Ist das Kindeswohl durch häufigere Kontakte gefährdet, so gilt die Regel, dass zwischen den Besuchsterminen kürzere Abstände als ein Monat liegen sollen, nicht ausnahmslos
GZ 6 Ob 182/16g, 29.11.2016
OGH: Für die Regelung des Kontaktrechts ist allein das Wohl des Kindes ausschlaggebend. Die persönlichen Kontakte müssen eine gewisse Intensität haben, um ihrem Zweck, der Herstellung eines Naheverhältnisses, gerecht zu werden. Nur bei einem regelmäßigen Zusammenkommen kann ein enger Kontakt aufgebaut oder erhalten werden. Der Abstand zwischen den einzelnen Gelegenheiten zur Ausübung des persönlichen Verkehrs soll daher nicht zu groß sein. Das Recht auf persönliche Kontakte mit dem Kind ist ein Grundrecht der Eltern-Kind-Beziehung, das jedoch nicht beide Seiten gleich stark schützt, sondern bei dem das Interesse des Kindeswohls im Konfliktfall überwiegt.
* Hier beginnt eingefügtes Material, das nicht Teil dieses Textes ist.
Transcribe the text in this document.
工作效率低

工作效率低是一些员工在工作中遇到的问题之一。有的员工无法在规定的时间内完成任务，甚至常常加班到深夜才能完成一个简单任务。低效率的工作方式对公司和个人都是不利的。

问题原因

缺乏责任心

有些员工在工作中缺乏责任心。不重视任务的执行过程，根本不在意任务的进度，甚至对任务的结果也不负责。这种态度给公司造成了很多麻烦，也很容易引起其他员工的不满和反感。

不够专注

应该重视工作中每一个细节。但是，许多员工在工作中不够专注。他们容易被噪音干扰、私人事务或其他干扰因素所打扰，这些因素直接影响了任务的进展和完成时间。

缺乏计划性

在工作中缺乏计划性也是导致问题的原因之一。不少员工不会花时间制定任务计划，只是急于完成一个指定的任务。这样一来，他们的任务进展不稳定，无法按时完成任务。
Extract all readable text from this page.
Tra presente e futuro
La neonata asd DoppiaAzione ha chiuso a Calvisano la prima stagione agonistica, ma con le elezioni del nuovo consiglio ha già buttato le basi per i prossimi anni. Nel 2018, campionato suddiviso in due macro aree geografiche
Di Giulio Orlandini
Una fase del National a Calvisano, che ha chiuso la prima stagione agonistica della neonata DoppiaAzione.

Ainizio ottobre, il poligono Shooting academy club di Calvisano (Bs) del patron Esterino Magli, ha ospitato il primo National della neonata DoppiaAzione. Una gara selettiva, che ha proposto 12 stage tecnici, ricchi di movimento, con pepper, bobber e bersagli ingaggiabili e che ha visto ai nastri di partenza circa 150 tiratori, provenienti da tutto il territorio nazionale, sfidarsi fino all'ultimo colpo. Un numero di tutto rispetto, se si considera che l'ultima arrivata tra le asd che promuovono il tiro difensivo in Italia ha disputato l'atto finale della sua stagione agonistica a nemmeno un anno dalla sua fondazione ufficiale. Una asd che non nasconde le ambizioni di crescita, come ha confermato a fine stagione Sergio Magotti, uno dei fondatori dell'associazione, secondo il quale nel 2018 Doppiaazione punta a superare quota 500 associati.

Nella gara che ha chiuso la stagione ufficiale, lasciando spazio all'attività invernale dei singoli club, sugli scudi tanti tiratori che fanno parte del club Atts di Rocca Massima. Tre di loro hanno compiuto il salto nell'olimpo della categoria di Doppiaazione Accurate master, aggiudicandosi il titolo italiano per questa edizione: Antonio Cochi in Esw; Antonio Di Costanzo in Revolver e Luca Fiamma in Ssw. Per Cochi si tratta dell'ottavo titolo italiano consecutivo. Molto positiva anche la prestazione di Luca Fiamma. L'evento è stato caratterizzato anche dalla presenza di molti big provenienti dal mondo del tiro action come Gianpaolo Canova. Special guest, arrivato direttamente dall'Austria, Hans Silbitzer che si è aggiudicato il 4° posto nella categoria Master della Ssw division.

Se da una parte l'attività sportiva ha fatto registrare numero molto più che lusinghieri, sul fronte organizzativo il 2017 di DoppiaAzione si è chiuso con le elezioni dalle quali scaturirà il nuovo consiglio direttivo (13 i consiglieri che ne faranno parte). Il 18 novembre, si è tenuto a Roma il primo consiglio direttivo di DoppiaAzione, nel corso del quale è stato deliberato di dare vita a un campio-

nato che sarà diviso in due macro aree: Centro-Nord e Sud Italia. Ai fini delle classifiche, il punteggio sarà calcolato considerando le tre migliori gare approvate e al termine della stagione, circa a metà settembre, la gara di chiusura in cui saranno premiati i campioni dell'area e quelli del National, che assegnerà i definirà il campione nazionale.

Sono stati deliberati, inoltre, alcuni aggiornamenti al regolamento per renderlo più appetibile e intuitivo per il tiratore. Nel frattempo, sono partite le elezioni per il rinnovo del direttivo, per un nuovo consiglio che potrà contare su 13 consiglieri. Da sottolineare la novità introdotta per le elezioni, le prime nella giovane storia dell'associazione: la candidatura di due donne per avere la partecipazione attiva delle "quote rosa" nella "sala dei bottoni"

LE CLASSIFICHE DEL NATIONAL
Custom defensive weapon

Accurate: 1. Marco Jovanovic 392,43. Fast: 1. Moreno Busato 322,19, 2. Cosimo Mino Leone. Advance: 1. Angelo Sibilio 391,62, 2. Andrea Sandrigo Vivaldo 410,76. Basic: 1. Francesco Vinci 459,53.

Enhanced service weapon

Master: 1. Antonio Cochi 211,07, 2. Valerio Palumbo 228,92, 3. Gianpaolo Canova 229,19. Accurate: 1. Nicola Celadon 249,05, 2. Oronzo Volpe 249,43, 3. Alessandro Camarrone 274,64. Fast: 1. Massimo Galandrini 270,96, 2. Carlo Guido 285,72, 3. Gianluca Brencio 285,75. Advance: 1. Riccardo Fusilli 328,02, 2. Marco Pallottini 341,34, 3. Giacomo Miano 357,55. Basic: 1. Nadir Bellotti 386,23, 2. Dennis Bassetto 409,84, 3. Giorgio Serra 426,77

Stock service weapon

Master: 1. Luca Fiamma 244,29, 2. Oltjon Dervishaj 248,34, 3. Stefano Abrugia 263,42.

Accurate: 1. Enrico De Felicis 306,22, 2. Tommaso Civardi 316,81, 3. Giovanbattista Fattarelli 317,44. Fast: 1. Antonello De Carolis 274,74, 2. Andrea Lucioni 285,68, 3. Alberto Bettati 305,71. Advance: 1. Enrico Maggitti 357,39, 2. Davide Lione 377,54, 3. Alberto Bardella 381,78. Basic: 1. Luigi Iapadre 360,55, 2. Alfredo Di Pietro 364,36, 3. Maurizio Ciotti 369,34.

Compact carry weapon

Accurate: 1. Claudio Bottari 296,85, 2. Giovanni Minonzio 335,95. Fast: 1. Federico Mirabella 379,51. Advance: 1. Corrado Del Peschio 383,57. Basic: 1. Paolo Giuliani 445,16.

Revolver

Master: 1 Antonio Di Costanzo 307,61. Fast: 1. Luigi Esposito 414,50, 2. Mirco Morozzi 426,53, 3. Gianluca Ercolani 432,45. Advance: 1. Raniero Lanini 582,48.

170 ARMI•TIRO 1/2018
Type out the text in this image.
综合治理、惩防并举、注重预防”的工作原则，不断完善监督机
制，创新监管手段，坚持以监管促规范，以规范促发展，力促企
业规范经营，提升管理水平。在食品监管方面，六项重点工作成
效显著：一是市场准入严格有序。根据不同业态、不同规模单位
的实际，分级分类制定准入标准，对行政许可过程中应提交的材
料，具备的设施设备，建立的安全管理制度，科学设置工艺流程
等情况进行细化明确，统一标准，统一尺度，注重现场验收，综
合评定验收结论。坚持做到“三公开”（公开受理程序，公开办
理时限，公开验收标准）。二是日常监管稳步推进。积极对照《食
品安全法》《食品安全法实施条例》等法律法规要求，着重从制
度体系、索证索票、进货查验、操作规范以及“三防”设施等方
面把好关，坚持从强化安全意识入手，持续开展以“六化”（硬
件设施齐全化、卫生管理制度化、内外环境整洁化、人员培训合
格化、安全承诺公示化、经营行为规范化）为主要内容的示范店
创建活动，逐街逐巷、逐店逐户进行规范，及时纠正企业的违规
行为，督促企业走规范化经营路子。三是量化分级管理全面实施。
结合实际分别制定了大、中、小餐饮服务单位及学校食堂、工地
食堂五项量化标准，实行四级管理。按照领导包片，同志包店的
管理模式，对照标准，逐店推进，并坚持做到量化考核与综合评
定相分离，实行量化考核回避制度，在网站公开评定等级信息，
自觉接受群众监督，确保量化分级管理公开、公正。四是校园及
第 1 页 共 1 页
Eine Unterbindung der persönlichen Kontakte ist nur in Ausnahmefällen und nur aus besonders schwerwiegenden Gründen zulässig, etwa wenn die Ausübung des Rechts das Wohl des Kindes gefährdet. Jede sich ohne Gefährdung des Kindeswohls bietende Möglichkeit einer Kontaktaufnahme muss genutzt werden. Die bloße Befürchtung einer Irritation des Kindes reicht nicht aus. Nur wenn die tatsächliche Ausübung des Besuchsrechts beim Kind merkbare und nicht bloß vorübergehende, seinem Wohl daher abträgliche Auswirkungen zeitigen, sind die persönlichen Kontakte vorübergehend zu untersagen. Nach der Rsp reicht grundsätzlich ein einziger Besuchstag im Monat nicht aus, um einen echten Eltern-Kind-Kontakt herzustellen. Zur Erreichung dieses Zwecks sind vielmehr idR 2 Besuche pro Monat erforderlich, weil insbesondere bei Kleinkindern schon Abstände von 2 Wochen zwischen den Besuchen zu einer Entfremdung führen können. Dies gilt besonders, wenn beide leiblichen Eltern das Kind nicht in Pflege und Erziehung haben. Von diesem Erfordernis kann nur in Ausnahmefällen abgegangen werden, zB wenn das Kindeswohl durch häufigere Kontakte gefährdet wäre.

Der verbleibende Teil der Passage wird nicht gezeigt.